Samir Nasri was just 19 when he made his France debut and he marked his international bow against Austria with an assist, as he set up fellow newcomer Karim Benzema for the only goal of the game.
While Benzema continues to break records into his mid-30s, Nasri has hung up his boots, virtually forgotten over recent seasons after slipping away in a remarkably quiet manner from the top level.
Talent-wise, he was a player who had everything yet ultimately achieved only a small fraction of what he was capable.
Nasri spent 16 years as a professional and will be best remembered for spells with Marseille, Arsenal and Manchester City, but he peaked early.
Indeed, the last of his 41 France caps was earned when he was 26, while he only made 44 league appearances in the final five years of his career, which saw him turn out for Sevilla, Antalyaspor, West Ham and Anderlecht, as well as serve a doping ban that saw him miss a year of football.
It was a sad end to a player who had promised so much.
When Nasri broke through at Marseille, the expectations were huge – and he largely lived up to them, becoming known as the ‘Little Prince of the Velodrome’.
Coming from the same city as the great Zinedine Zidane and also boasting Algerian heritage, he was rather unfairly burdened with the tag of being the ‘next Zizou’.
Playing with the swagger of an old-fashioned romantic, Nasri possessed the kind of vision, technique and attitude that enabled him to do justice to his lofty moniker during four fine seasons with OM in which he led the club back to the Champions League.
While this self-confidence would ultimately play a role in his downfall, he impressed sufficiently to attract the interest of Arsenal manager Arsene Wenger, who spent around £12 million ($16m) to sign him in 2008.Getty/Goal
Nasri continued to improve with the Gunners but, after a 2010-11 campaign in which he scored 10 Premier League goals in just 30 matches, he departed the club under a cloud. Indeed, he was branded a “cancer” by Manchester United’s Gary Neville for the manner in which he forced through his move to the Etihad.
Nasri was a key member of the first team during his first season at City and helped fire Roberto Mancini’s side to the most dramatic Premier League title triumph in history.
However, while he burned brightly in his first few years in Manchester, netting the goal that secured the Citizens the 2014 crown, he fell out of favour and his career spiralled, culminating in a doping ban in 2018 after a short stay at Antalyaspor.

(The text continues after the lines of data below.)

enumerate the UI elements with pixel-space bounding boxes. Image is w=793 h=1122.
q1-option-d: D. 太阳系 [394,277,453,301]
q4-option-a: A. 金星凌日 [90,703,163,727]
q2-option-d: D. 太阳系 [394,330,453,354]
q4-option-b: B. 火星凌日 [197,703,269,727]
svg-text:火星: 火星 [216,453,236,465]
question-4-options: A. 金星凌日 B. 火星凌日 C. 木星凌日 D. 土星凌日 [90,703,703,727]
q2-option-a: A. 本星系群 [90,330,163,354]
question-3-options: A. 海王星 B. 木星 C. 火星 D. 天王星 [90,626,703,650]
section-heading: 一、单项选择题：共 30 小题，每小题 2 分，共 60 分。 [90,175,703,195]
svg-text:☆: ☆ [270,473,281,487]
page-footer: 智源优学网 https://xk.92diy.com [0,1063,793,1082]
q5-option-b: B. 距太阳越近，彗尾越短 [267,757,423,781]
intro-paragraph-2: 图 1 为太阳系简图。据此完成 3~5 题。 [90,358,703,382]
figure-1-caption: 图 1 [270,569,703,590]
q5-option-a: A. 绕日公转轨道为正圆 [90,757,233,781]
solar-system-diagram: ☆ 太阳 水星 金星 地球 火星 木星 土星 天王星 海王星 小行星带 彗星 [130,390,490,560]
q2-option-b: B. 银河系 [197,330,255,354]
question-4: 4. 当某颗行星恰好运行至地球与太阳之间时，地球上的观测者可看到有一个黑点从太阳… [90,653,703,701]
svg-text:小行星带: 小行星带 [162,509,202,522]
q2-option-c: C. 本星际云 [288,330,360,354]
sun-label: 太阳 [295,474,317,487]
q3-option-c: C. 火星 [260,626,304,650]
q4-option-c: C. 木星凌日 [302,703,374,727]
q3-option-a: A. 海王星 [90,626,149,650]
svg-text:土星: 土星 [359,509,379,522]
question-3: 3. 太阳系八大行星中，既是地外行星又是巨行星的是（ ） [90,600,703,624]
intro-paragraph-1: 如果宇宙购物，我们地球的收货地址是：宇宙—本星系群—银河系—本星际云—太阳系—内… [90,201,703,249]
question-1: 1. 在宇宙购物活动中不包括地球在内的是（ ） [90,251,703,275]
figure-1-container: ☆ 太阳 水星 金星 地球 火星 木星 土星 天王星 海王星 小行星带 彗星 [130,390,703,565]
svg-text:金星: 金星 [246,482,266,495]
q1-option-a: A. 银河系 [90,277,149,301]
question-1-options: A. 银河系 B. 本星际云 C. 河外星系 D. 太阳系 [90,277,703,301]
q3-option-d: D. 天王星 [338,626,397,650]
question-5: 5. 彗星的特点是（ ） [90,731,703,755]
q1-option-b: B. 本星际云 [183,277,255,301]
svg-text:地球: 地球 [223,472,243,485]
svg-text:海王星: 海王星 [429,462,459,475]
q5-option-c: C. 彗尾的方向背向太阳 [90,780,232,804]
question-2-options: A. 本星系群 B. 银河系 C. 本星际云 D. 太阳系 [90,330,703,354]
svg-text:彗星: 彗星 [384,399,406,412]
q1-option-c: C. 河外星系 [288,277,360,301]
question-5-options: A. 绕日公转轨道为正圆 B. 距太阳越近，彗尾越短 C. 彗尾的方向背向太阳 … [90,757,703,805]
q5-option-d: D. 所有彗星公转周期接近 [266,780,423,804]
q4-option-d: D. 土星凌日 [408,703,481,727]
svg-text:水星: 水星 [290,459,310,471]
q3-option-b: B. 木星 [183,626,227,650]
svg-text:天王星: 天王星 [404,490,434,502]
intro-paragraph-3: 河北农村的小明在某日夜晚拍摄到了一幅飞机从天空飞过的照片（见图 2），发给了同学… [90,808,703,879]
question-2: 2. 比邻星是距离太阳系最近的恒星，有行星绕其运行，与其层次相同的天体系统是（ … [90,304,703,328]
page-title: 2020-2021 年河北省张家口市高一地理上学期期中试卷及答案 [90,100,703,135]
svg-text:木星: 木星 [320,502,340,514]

“It was an episode that hurt me badly and changed my relationship with football,” Nasri told JDD. “I felt it was more than unfair. I hadn’t taken any doping product. It was just an injection of vitamins because I was sick. It cut me down in my tracks.”
Nasri briefly regained his form with West Ham, with two assists in eight games, but successive injuries cut short his time in London and he reunited with former City colleague Vincent Kompany at Anderlecht. The season was a disaster, collectively and individually, and after the league was suspended due to the Covid-19 outbreak, he was released by the Belgian club.
Although he harboured an ambition to finish his career with Marseille at Stade Velodrome, he will bow out in a charity match to be played in support of children in the Ivory Coast later this month and not with the side he grew up supporting.
Back in France, Nasri is remembered as the last member of a generation that came to be regarded by the public as a group of gifted but spoiled footballers primarily because of their conduct at the 2010 World Cup.Getty/Goal
Several high-profile players went on a public crusade against then head coach Raymond Domenech in South Africa and spectacularly imploded, suffering an embarrassing first-round elimination after earning only a point in a group that contained Uruguay, South Africa and Mexico.
Ironically, Nasri was not present for that event and survived the worst of the fallout, yet he is still considered emblematic of this era and his national team career would survive only three more years.
After being overlooked for the 2014 World Cup, his girlfriend at the time, Anara Atanes, took to Twitter and wrote: “F*ck France and f*ck Deschamps! What a sh*t manager!”
She returned to emphasise her point: “In case you didn’t read my Tweet properly, I’ll repeat myself. F*ck France and f*ck Deschamps!”
Nasri would never play for his country again.
He had long been regarded as a problem player, of course.
While still only 23 he had responded to allegations of a poor attitude by defiantly declaring “Just because I’m young, I don’t have to shut my mouth and say amen to everything", while he was infamously labelled a “little s***” by international colleague William Gallas.
He also clashed with national legend Thierry Henry and had a very public falling out with the press.
Despite that, it is into the media that Nasri has stepped following his retirement. He will take up a role as a pundit with Canal+, though he reportedly wants to go into coaching.
Whether he has the right kind of character for management is open to debate but few former players know as much about the potential pitfalls of football as Nasri.
He and Benzema may have both been members of France's feted 'Generation 87' but whereas the striker managed to find his way back into the international arena, the 'Little Prince' got lost along the way.